Lastly, I at least don't use the autoconf build at all (I use Bazel). Autoconf is very much a pain to get a hermetic build out of (it seems to assume that the configuration of my workstation is in any way relevant to how to build the library) and doesn't integrate well with everything else I'm using.

etr commented 1 year ago

Seems that's already being done: https://github.com/etr/libhttpserver/blob/master/configure.ac#L47

Also, will that give a clean error to someone who builds libhttpserver using its build system and then attempts to build their own code using C++14 and link with the .a?

Great. I did not mean it as a substitution to what you have here, though, because it won't support you beyond the compilation of the library itself.
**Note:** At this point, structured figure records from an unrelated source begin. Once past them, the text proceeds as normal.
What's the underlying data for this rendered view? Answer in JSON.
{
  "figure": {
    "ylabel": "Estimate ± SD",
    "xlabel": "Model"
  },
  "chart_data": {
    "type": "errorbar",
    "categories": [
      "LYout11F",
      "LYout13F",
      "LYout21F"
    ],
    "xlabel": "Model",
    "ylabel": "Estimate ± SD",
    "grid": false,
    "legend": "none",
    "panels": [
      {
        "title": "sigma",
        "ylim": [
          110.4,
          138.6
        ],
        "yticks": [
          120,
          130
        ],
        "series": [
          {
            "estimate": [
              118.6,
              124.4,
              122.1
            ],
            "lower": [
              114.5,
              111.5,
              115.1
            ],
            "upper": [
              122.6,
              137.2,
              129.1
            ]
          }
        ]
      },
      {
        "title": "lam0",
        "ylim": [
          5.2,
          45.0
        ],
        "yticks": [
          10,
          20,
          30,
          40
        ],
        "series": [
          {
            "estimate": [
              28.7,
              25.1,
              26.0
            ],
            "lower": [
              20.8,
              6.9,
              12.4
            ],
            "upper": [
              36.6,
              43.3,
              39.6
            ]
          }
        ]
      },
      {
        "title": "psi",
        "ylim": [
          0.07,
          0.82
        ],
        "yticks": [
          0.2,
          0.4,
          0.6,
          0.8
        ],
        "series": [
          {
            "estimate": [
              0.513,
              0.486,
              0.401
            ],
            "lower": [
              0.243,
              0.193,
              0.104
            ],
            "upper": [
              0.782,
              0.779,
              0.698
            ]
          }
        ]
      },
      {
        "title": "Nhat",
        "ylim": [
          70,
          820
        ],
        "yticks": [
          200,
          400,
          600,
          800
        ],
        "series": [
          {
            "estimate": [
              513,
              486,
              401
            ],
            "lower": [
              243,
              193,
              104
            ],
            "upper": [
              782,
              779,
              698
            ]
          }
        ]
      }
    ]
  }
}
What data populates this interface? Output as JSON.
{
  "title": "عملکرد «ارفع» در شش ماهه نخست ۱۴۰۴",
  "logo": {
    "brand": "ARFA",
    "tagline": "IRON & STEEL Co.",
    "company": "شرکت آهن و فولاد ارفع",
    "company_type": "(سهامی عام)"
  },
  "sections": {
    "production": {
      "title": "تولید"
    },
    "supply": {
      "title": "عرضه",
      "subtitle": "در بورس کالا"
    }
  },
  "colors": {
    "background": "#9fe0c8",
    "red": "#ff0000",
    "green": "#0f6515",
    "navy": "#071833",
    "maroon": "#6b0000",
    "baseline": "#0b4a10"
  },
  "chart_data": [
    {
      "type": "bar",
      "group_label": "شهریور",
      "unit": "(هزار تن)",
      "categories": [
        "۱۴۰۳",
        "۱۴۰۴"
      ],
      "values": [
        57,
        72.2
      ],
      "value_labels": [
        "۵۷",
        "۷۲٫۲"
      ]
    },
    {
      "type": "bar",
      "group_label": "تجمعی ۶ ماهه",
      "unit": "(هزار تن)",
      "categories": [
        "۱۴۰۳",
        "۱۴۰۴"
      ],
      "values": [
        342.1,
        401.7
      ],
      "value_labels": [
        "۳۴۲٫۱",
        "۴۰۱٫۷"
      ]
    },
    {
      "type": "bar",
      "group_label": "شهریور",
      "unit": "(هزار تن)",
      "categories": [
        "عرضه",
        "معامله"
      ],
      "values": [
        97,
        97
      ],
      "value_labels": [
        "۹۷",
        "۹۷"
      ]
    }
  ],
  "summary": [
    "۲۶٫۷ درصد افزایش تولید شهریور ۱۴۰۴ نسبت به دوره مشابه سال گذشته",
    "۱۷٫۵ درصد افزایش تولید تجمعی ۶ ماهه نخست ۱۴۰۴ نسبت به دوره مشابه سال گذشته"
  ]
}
Lastly, I at least don't use the autoconf build at all (I use Bazel). Autoconf is very much a pain to get a hermetic build out of (it seems to assume that the configuration of my workstation is in any way relevant to how to build the library) and doesn't integrate well with everything else I'm using.

To be fair, what I should be doing is uploading the output of make dist. In theory, you should have to run automake/autoconf at all.

bcsgh commented 1 year ago

To be fair, what I should be doing is uploading the output of make dist. In theory, you should have to run automake/autoconf at all.

I'm of the "always build everything from source" school of thought. Which incidentally allows you to totally avoids the question of what set of CPU/OS/etc. to generate releases for; you'll never get enough options to make people happy, so just make sure building for their own personal snowflake is fast and easy.